In: Economics
With the aid of a competitive labor market diagram, discuss how wagesrate and unemployment level are determined in a labor market. ensure that you discuss the details of your diagram , the demand and supply curve , equilibrium , disequilibrium and shifts of its demand and supply curve
A basic principle of economics is the notion that the price or value of anything, be it a commodity like bananas, an asset like money balances, or a resource like labour, is determined by the demand and supply for it. The supply and demand for labour in the production of a particular commodity is modeled in Figure 1.The supply curve is given by SS and the demand curve by DD. The horizontal axis gives the quantity of labour employed and the vertical axis the nominal wage per unit of labour under the assumption that the general price level is constant.

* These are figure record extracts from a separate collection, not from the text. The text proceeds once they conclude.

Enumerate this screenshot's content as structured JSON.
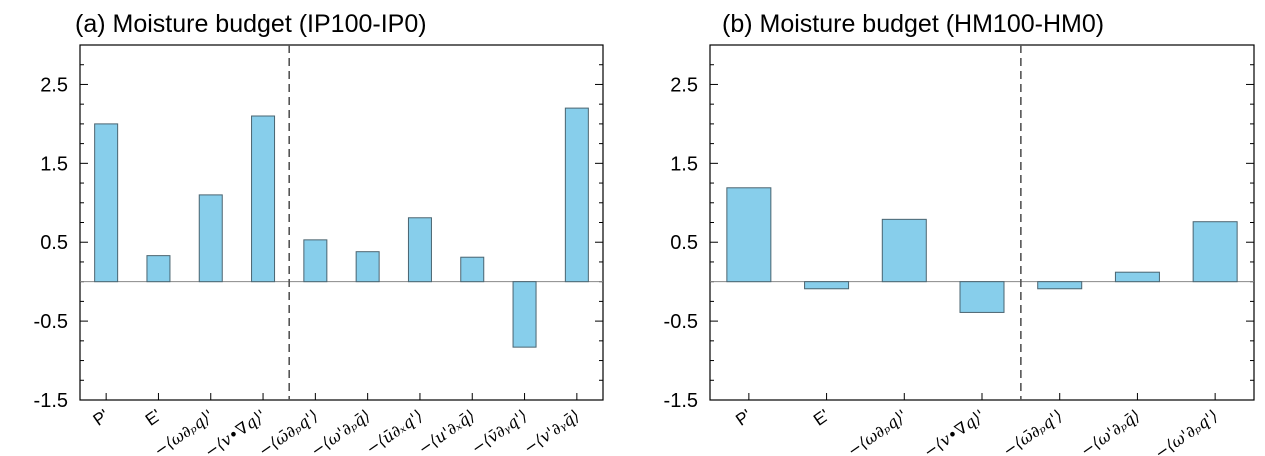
{
  "style": {
    "bar_color": "#87ceeb",
    "bar_edge": "#4a6470",
    "zero_line": "#888888",
    "divider": "#555555"
  },
  "chart_data": [
    {
      "type": "bar",
      "title": "(a) Moisture budget (IP100-IP0)",
      "xlabel": "",
      "ylabel": "",
      "ylim": [
        -1.5,
        3.0
      ],
      "yticks": [
        "2.5",
        "1.5",
        "0.5",
        "-0.5",
        "-1.5"
      ],
      "ytick_values": [
        2.5,
        1.5,
        0.5,
        -0.5,
        -1.5
      ],
      "categories": [
        "P'",
        "E'",
        "−⟨ω∂ₚq⟩'",
        "−⟨v•∇q⟩'",
        "−⟨ω̄∂ₚq'⟩",
        "−⟨ω'∂ₚq̄⟩",
        "−⟨ū∂ₓq'⟩",
        "−⟨u'∂ₓq̄⟩",
        "−⟨v̄∂ᵧq'⟩",
        "−⟨v'∂ᵧq̄⟩"
      ],
      "values": [
        2.0,
        0.33,
        1.1,
        2.1,
        0.53,
        0.38,
        0.81,
        0.31,
        -0.83,
        2.2
      ],
      "divider_after_index": 3,
      "grid": false
    },
    {
      "type": "bar",
      "title": "(b) Moisture budget (HM100-HM0)",
      "xlabel": "",
      "ylabel": "",
      "ylim": [
        -1.5,
        3.0
      ],
      "yticks": [
        "2.5",
        "1.5",
        "0.5",
        "-0.5",
        "-1.5"
      ],
      "ytick_values": [
        2.5,
        1.5,
        0.5,
        -0.5,
        -1.5
      ],
      "categories": [
        "P'",
        "E'",
        "−⟨ω∂ₚq⟩'",
        "−⟨v•∇q⟩'",
        "−⟨ω̄∂ₚq'⟩",
        "−⟨ω'∂ₚq̄⟩",
        "−⟨ω'∂ₚq'⟩"
      ],
      "values": [
        1.19,
        -0.09,
        0.79,
        -0.39,
        -0.09,
        0.12,
        0.76
      ],
      "divider_after_index": 3,
      "grid": false
    }
  ]
}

The demand for labour will be negatively sloped in all types of production for two reasons. First, a rise in the wage rate increases the costs of firms producing the commodity, forcing them to raise their selling prices. As the price of the product rises consumers will buy less of it and less output will be produced and sold. This means that less labour will be used. Second, since a rise in wages makes labour more expensive relative to capital, firms will substitute capital for labour. This means that less labour will be used to produce whatever output the firms in the industry sell.
If the wage is free to adjust in response to market forces it will move to We, where the demand for labour equals the supply. When the wage is above We, more labour will be presented for employment than firms in the industry can profitably hire. It will pay workers to lower their wages to obtain employment in the industry. And when the wage is below We, firms will find it profitable to hire more labour than is presenting itself for employment. They will offer a higher wage to obtain additional workers.

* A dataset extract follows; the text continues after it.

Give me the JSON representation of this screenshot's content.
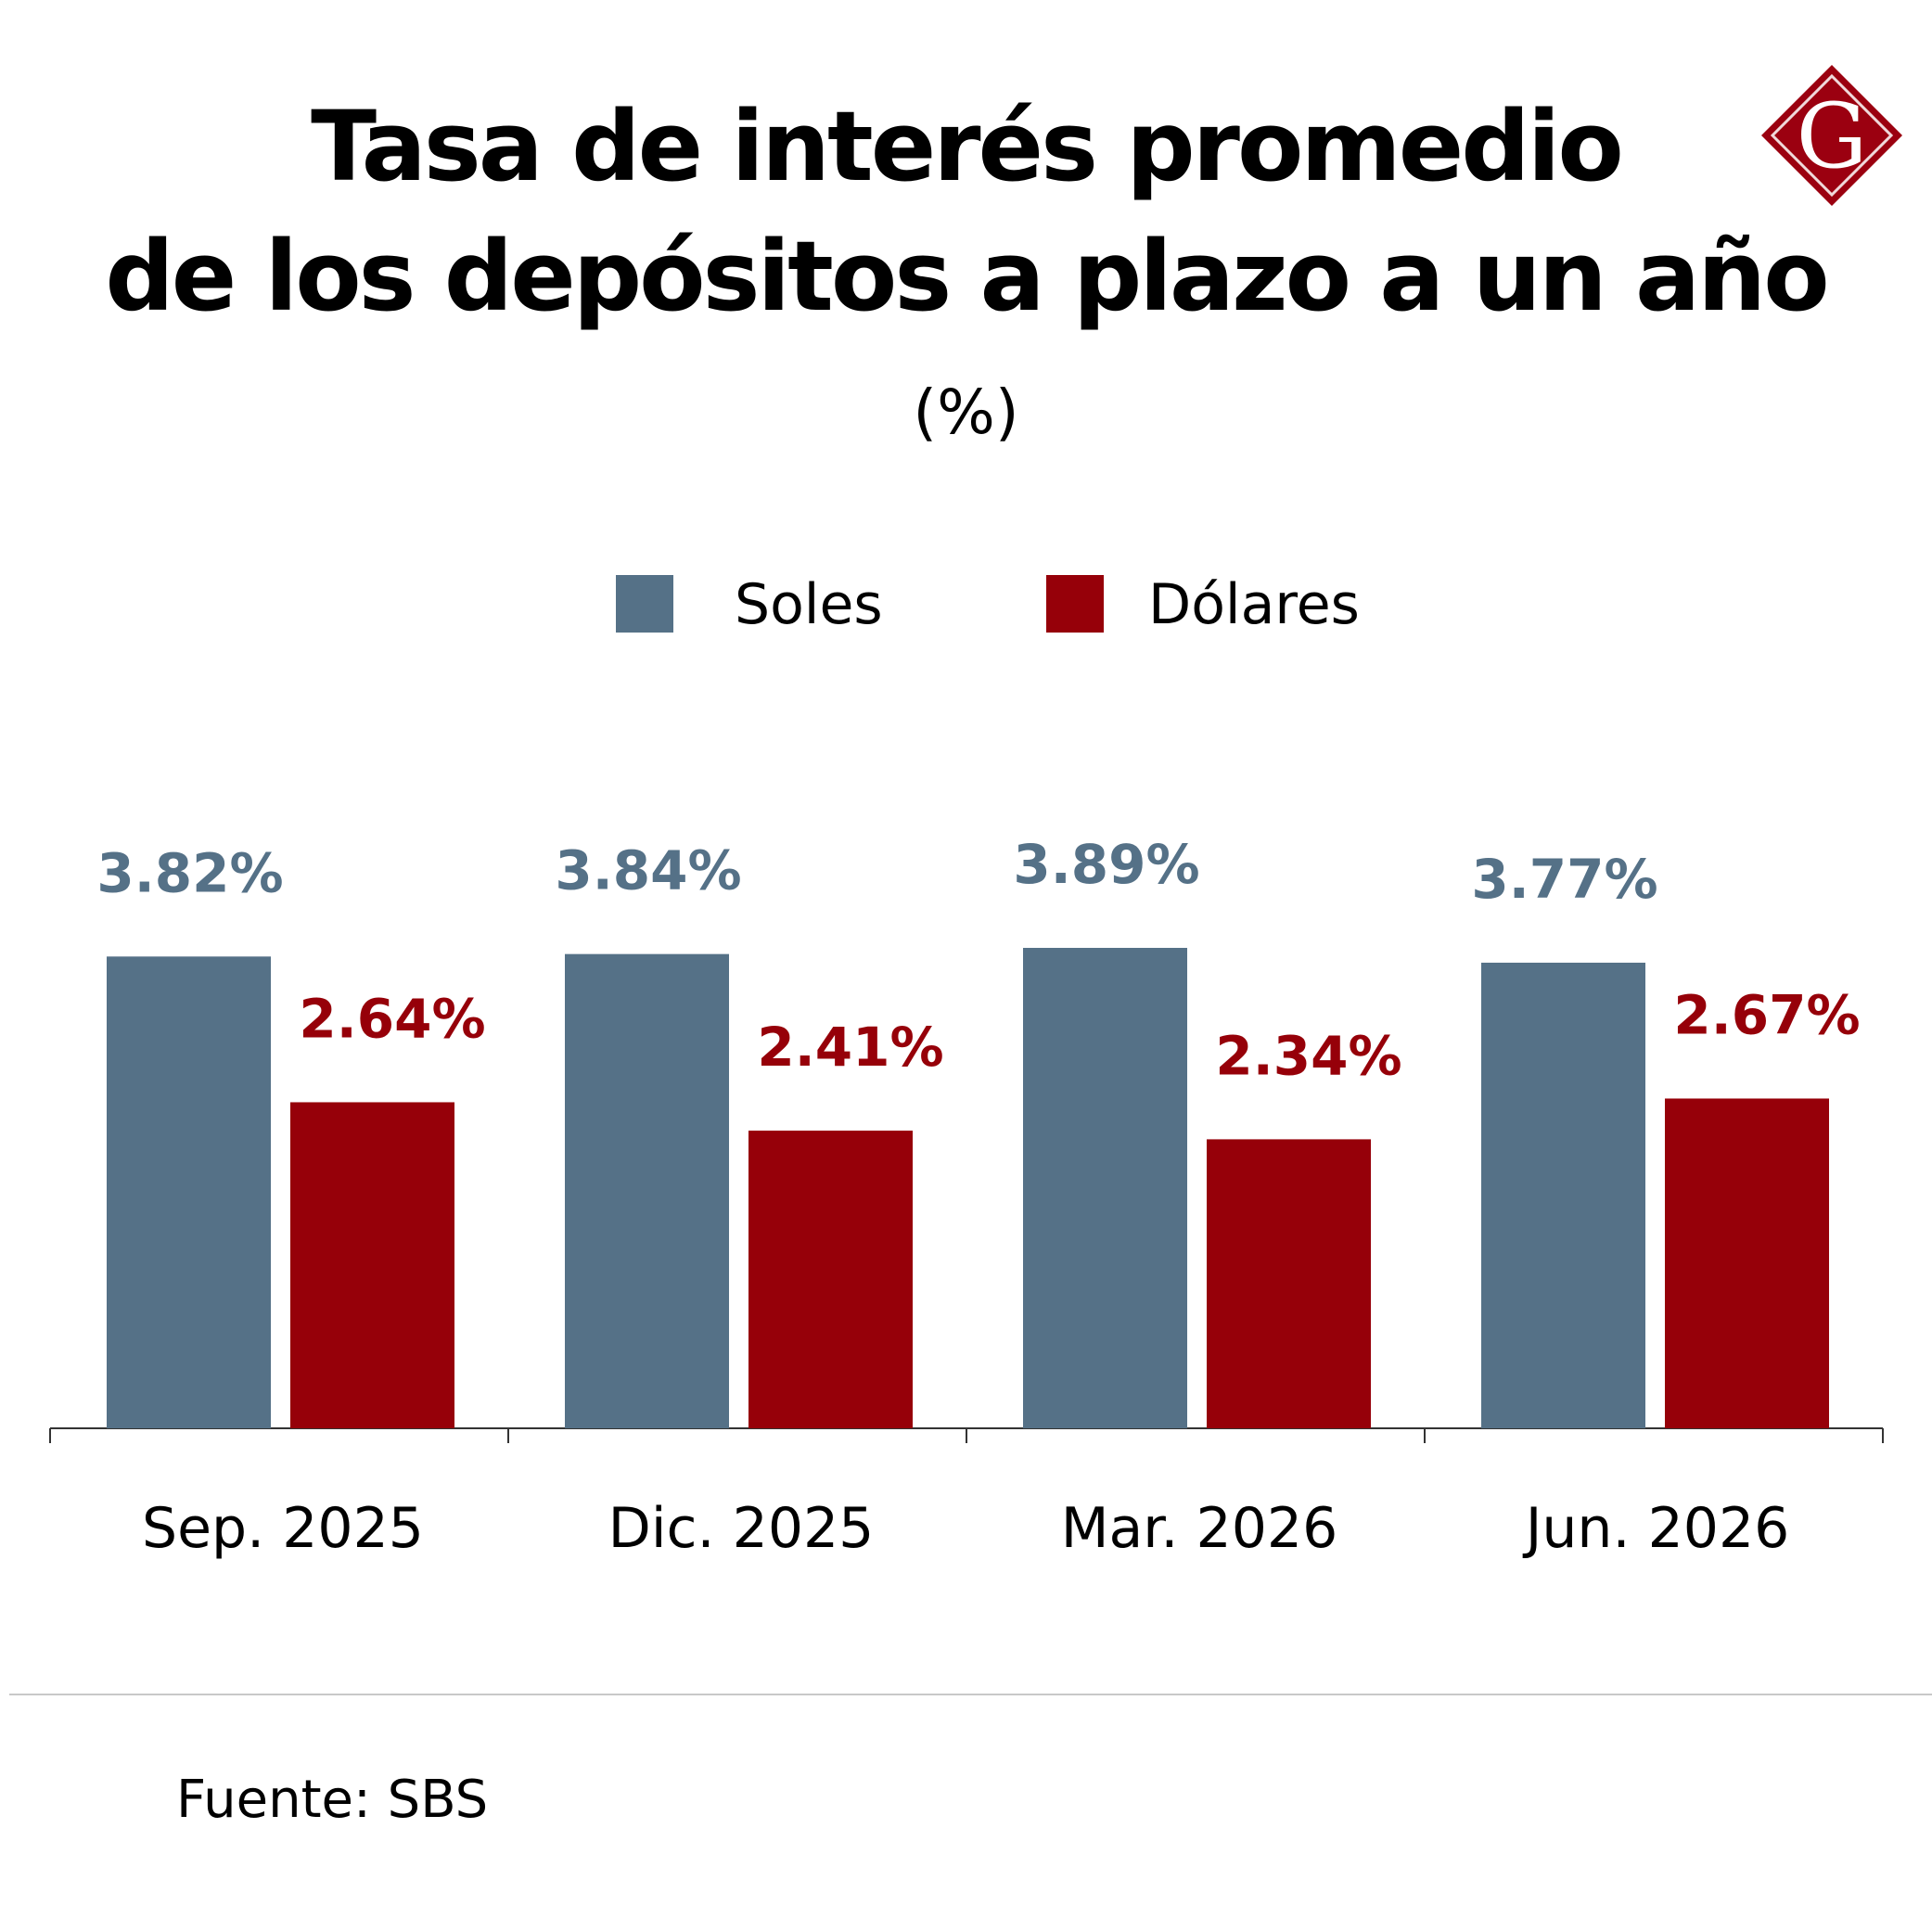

Unemployment can only result in an industry if the wage is above the market equilibrium and some institutional force keeps it from being bid down---for example, a union-industry agreement might fix the wage at Wu, in Figure 2. This will mean that workers who are willing to work in the industry at a wage above We, but below Wu, will not find employment there. This does not mean, of course, that there will be unemployment in the economy as a whole because the workers who are displaced from this industry will simply bid wages down and find employment in the non-unionized sector.
Under what circumstances will there be unemployment in the economy as a whole? To think about this question we must think in terms of an aggregate demand and aggregate supply of labour---that is, in terms of the demand and supply of labour in the economy as a whole. This is modeled in Figure 3 where we put the real wage rate---that is, the nominal wage rate divided by the price level---on the vertical axis. The aggregate demand for labour will be negatively related to the real wage rate for the same reason that the demand curve for labour in any industry is negatively sloped---at lower wages firms will substitute the less expensive labour for capital and their costs will be lower so they can produce and sell more output.

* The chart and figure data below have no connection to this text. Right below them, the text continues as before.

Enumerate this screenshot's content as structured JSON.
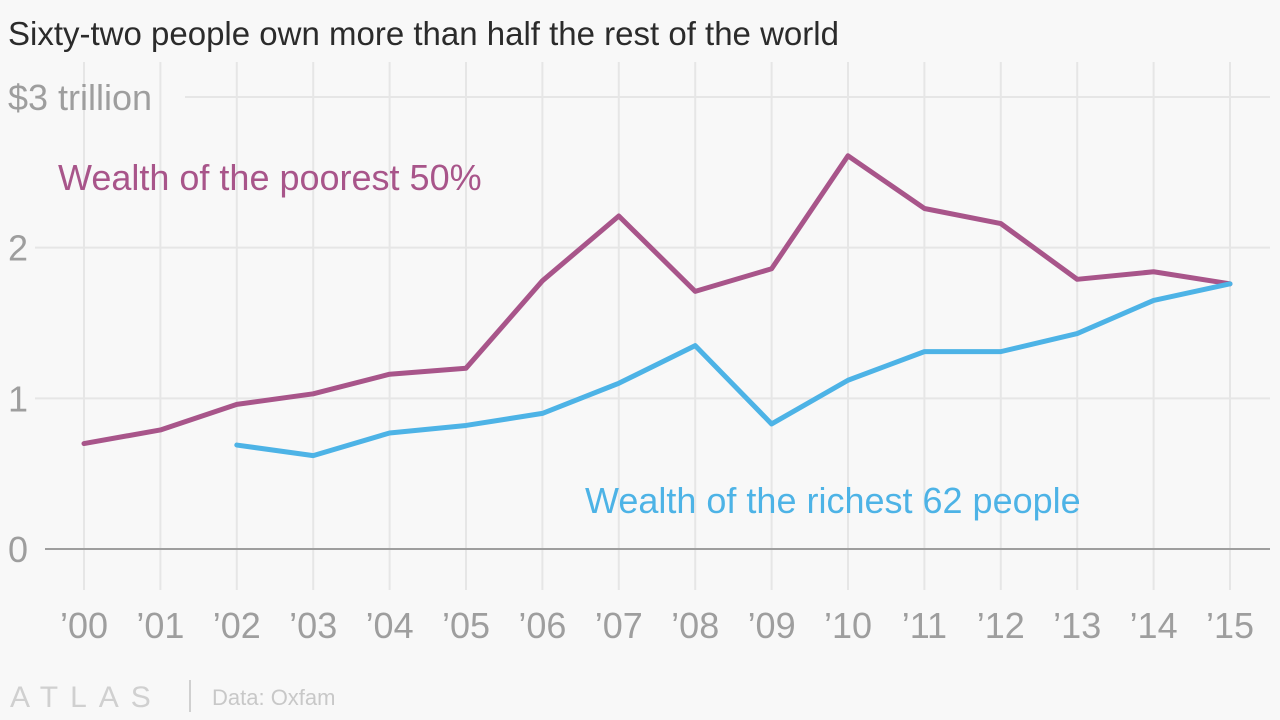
{
  "chart_data": {
    "type": "line",
    "title": "Sixty-two people own more than half the rest of the world",
    "xlabel": "",
    "ylabel": "",
    "ylim": [
      0,
      3
    ],
    "y_ticks": [
      {
        "value": 0,
        "label": "0"
      },
      {
        "value": 1,
        "label": "1"
      },
      {
        "value": 2,
        "label": "2"
      },
      {
        "value": 3,
        "label": "$3 trillion"
      }
    ],
    "x": [
      2000,
      2001,
      2002,
      2003,
      2004,
      2005,
      2006,
      2007,
      2008,
      2009,
      2010,
      2011,
      2012,
      2013,
      2014,
      2015
    ],
    "x_tick_labels": [
      "’00",
      "’01",
      "’02",
      "’03",
      "’04",
      "’05",
      "’06",
      "’07",
      "’08",
      "’09",
      "’10",
      "’11",
      "’12",
      "’13",
      "’14",
      "’15"
    ],
    "grid": true,
    "series": [
      {
        "name": "Wealth of the poorest 50%",
        "color": "#a8558a",
        "values": [
          0.7,
          0.79,
          0.96,
          1.03,
          1.16,
          1.2,
          1.78,
          2.21,
          1.71,
          1.86,
          2.61,
          2.26,
          2.16,
          1.79,
          1.84,
          1.76
        ]
      },
      {
        "name": "Wealth of the richest 62 people",
        "color": "#4db3e6",
        "values": [
          null,
          null,
          0.69,
          0.62,
          0.77,
          0.82,
          0.9,
          1.1,
          1.35,
          0.83,
          1.12,
          1.31,
          1.31,
          1.43,
          1.65,
          1.76
        ]
      }
    ]
  },
  "footer": {
    "logo": "ATLAS",
    "source": "Data: Oxfam"
  }
}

The aggregate supply curve for labour, however, may not be positively sloped throughout its range. The reason is the wealth effect of increased wages. At low wage levels, higher wages induce people to work more because they make leisure more costly in terms of the income that must be given up at the margin to obtain it. Workers substitute income for leisure. At higher wage and income levels, however, the increase in income that can be obtained by working more in response to a higher wage typically becomes less valuable than the leisure that is foregone. A wage level will be reached beyond which workers will do less work for higher wages because they can maintain the same satisfaction as before, or even increase it, with less work effort.
As people become wealthier they take more leisure and do less work. Thus, an increase in wages beyond some level, by further raising wealth, increases desired leisure by more than increased opportunity cost of leisure reduces it. Workers thus work less as wages rise beyond some point, and the SS curve bends backward as shown in Figure 3. The wealth effect of higher wages on leisure offsets the substitution effect. This explains why the enormous growth of per capita income in western countries during the last century has been accompanied by substantial declines in hours worked per week.
Figure 3 shows clearly the effect of an institutionally fixed minimum wage, whether imposed by the government or by union power, on aggregate employment in the economy. Anyone whose marginal product of labour is less than the minimum real wage Wm will not find employment in the economy. Unlike the case where wages are fixed in some sector of the economy, the labour displaced here by the minimum wage has nowhere to go to bid down wages to obtain employment.